If no outputfolder is provided, the DICOM files will be changed in place. That is the original DICOM files, including the content of zip and tar images, will be replaced with DICOM files processed according to specification in the parameter file. If outputfolder is specified, the original DICOM files will be left unchanged and their processed copy will be saved to the specified directory.

When --extension parameter is specified, the DICOM files will be renamed according to the following instructions:

<subject id>-<sequence id>-<sop>.<specified extension>.<original extension>

subject id will be the PatientID or the StudyID after processing according to parameter file. If neither is present, "NA" will be used. sequence id will be taken from the SeriesNumber field. "NA" will be used if SeriesNumber is not present. sop will be taken from the SOPInstanceUID field. If not present, the sequential number of the file will be used. An example generated filename is:

c0K2H8RBG6_mOd_ykrpVbjuR6g1uYcvdl24CeDxH9tg-1201-1.3.46.670589.11.38138.5.20.1.1.6288.1979112509200131460.deid.dcm

The values from fields designated to be archived by the parameter file will be saved to the specified archive file. If an archive file does not yet exist, it will be created. If it does exist, new content will be appended to it. The information in the archive file will be stored in a comma separated value format.
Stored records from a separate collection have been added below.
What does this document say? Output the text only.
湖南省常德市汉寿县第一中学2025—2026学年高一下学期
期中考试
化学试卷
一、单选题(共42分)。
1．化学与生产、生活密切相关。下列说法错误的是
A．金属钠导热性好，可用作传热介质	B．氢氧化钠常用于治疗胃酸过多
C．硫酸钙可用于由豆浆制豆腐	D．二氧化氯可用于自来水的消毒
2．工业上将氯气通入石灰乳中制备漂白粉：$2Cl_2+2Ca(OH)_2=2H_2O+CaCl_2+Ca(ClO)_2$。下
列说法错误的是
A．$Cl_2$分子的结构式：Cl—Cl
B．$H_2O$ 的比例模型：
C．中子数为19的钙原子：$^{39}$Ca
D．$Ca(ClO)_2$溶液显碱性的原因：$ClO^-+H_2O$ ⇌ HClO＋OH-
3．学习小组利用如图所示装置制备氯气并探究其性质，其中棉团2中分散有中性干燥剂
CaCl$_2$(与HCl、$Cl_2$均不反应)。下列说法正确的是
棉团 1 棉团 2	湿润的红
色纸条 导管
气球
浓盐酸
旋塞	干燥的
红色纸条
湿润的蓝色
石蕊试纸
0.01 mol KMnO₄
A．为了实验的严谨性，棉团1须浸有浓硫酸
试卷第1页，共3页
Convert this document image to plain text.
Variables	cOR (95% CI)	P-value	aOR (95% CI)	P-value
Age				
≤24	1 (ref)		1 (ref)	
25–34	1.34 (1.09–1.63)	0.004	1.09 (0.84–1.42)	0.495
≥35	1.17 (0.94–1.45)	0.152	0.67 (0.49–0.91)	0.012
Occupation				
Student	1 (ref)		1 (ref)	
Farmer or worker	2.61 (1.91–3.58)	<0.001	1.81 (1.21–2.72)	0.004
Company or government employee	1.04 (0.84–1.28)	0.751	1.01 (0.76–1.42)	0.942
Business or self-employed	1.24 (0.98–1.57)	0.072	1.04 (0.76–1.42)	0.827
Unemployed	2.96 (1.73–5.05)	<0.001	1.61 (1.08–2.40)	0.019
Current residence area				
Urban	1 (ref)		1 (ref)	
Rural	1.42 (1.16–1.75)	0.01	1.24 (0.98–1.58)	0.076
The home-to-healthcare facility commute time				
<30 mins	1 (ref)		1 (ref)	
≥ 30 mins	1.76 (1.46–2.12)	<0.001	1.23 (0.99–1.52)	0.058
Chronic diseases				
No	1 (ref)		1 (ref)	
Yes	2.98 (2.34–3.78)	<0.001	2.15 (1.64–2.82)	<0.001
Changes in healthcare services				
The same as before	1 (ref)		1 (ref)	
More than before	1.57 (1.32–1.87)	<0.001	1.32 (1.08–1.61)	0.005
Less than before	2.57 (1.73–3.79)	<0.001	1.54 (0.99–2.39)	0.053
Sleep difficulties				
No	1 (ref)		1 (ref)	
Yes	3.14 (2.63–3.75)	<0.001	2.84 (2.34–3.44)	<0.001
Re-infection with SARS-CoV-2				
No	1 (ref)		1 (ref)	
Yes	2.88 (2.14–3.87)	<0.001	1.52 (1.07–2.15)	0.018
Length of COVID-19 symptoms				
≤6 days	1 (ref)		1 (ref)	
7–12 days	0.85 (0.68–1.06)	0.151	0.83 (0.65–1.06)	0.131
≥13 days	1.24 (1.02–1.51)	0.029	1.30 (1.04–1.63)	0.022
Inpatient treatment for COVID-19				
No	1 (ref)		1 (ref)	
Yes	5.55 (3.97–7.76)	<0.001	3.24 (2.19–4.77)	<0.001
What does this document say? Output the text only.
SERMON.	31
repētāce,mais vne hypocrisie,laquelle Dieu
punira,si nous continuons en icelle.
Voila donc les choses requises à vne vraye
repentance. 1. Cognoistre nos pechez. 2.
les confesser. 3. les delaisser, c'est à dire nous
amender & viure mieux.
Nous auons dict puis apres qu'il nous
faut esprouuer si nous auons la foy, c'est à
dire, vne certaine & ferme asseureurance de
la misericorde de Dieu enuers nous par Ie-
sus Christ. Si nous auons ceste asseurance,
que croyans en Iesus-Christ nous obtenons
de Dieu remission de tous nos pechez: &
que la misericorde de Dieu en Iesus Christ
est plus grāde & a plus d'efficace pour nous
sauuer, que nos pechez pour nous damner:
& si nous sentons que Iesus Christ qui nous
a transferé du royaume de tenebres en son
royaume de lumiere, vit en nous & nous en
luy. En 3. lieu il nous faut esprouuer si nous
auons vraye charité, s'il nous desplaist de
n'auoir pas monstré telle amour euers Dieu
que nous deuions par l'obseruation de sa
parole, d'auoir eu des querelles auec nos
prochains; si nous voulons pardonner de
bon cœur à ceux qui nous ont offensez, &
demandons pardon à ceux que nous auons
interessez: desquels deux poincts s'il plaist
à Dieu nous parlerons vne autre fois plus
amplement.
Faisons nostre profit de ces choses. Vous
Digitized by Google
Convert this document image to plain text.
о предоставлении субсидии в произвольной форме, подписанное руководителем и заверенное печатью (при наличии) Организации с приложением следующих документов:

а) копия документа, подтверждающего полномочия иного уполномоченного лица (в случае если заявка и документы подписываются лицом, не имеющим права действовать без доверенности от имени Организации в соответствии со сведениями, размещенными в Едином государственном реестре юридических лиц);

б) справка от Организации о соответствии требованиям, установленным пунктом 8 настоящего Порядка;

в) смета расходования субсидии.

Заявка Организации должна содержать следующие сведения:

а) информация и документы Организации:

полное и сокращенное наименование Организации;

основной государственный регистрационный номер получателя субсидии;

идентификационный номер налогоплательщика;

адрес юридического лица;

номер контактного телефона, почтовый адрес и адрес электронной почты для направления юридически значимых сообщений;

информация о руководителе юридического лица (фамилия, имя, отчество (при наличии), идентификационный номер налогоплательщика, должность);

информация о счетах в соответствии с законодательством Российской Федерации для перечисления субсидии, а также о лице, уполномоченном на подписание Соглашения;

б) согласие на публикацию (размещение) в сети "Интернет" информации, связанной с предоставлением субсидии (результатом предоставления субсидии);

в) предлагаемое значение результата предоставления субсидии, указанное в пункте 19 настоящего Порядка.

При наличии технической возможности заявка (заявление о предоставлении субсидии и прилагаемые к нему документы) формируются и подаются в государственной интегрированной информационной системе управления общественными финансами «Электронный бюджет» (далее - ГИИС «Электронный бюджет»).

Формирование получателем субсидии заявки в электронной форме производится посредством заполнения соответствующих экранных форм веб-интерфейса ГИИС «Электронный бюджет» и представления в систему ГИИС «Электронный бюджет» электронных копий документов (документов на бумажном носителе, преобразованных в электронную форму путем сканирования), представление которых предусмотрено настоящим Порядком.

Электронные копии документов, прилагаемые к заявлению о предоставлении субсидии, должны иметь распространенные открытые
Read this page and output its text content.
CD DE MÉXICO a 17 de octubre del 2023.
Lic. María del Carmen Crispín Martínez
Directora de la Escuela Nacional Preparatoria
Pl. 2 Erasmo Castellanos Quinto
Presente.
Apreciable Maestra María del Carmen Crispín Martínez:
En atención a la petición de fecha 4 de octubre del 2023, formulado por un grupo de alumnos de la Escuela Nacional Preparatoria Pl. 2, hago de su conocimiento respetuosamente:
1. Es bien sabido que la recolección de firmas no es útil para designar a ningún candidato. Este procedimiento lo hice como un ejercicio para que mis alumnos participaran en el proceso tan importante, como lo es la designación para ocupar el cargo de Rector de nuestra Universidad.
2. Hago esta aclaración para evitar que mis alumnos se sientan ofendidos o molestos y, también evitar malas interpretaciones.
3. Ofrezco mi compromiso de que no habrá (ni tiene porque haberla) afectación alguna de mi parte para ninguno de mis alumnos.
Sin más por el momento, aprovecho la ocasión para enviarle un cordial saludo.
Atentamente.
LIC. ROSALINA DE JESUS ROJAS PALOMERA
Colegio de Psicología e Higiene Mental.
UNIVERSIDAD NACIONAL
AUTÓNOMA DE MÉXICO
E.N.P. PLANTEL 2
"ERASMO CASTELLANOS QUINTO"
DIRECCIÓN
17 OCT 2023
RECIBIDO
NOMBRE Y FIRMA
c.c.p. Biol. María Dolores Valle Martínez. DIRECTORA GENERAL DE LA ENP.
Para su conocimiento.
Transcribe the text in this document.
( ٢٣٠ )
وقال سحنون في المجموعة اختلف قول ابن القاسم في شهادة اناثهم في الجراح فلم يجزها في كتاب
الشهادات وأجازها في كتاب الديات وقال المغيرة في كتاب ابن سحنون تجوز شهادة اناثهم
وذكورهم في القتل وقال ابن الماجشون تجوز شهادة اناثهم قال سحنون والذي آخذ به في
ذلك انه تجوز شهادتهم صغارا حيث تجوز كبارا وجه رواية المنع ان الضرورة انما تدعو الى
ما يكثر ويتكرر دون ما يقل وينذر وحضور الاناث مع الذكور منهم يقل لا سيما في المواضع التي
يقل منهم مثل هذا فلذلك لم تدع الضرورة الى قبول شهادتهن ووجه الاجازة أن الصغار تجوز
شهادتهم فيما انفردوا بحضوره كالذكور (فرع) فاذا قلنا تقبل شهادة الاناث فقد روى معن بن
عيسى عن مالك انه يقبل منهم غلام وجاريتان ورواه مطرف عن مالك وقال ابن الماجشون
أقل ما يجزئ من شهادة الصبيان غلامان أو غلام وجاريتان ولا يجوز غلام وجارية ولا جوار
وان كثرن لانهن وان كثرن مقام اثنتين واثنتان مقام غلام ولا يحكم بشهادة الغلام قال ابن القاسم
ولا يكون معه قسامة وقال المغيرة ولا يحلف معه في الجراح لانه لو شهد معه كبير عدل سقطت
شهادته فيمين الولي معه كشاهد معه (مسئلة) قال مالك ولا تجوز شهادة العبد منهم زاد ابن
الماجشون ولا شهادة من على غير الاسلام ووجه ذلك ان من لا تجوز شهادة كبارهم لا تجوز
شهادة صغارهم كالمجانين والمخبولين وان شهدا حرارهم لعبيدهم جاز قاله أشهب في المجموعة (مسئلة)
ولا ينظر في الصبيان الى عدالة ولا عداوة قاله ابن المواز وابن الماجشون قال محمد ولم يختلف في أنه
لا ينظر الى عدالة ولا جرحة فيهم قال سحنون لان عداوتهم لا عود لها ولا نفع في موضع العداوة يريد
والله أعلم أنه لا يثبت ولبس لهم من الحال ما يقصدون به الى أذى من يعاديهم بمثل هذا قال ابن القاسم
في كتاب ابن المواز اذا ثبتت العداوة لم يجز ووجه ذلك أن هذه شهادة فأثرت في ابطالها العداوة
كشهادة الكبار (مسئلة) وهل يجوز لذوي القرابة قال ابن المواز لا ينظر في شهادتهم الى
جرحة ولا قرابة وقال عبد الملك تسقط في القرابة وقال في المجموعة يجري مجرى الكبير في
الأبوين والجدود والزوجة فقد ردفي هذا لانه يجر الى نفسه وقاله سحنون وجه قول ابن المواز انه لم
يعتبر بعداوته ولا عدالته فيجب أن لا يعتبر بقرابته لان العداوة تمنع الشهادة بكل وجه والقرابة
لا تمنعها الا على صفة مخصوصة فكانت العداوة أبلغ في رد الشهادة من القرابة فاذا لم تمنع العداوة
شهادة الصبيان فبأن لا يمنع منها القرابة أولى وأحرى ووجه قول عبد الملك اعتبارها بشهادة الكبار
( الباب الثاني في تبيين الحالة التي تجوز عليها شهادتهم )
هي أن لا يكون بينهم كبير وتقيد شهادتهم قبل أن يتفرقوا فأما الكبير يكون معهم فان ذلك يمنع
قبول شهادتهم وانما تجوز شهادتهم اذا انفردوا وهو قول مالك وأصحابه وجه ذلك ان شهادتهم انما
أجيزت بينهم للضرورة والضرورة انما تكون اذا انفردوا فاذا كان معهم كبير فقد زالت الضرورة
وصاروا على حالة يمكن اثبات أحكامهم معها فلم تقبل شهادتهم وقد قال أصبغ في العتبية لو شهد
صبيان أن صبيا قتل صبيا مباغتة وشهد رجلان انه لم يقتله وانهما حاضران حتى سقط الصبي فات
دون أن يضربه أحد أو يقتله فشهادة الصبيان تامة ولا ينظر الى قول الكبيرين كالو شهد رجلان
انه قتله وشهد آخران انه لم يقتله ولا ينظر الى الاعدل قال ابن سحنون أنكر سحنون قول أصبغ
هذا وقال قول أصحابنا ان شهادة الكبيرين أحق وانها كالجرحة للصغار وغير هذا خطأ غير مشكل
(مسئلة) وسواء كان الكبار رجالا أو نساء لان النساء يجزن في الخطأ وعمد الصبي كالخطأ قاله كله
Each value to be archived will be stored in a separate line with the following information:

  • original file name,

  • DICOM hexadecimal field code,

  • DICOM field description and value.

Additionally, if the filename was changed during processing, the information on the new file name will also be provided.

Example archive file content#

Dicom/DICOM/IM_0021,0x81090,"(0008, 1090) Manufacturer's Model Name           LO: 'Achieva'"
Dicom/DICOM/IM_0021,0x80050,"(0008, 0050) Accession Number                    SH: 'OP267'"
Dicom/DICOM/IM_0021,0x100010,"(0010, 0010) Patient's Name                      PN: 'OP267'"
Dicom/DICOM/IM_0021,0x400254,"(0040, 0254) Performed Procedure Step Description LO: 'Psy Test'"
Dicom/DICOM/IM_0021,filename,Dicom/DICOM/c0K2H8RBG6_mOd_ykrpVbjuR6g1uYcvdl24CeDxH9tg-1201-1.3.46.670589.11.38138.5.20.1.1.6288.1979112509200131460.deid.dcm

Please do note that storing information in an archive file presents a possible threat to protection of privacy as the information can be used to identify the study participants. It is the user's responsibility to either securely delete or securely store the archive file in a separate location in accordance with relevant regulations.

Usage notice

Please note the following:

  1. Only the fields explicitly set to be removed or replaced will be changed. It is the responsibility of the user to make sure that no DICOM fields with identifiable information are left.

  2. Only valid DICOM fields can be accessed and changed using QuNex. Any vendor specific metadata that is not stored in regular DICOM fields will not be changed. Please make sure that no such information is present in your DICOM files.

  3. Only metadata stored in DICOM fields can be processed using this tool. If any information is "burnt in" into the image data itself, it cannot be found and changed using QuNex. Please make sure that no such information is present in your DICOM files.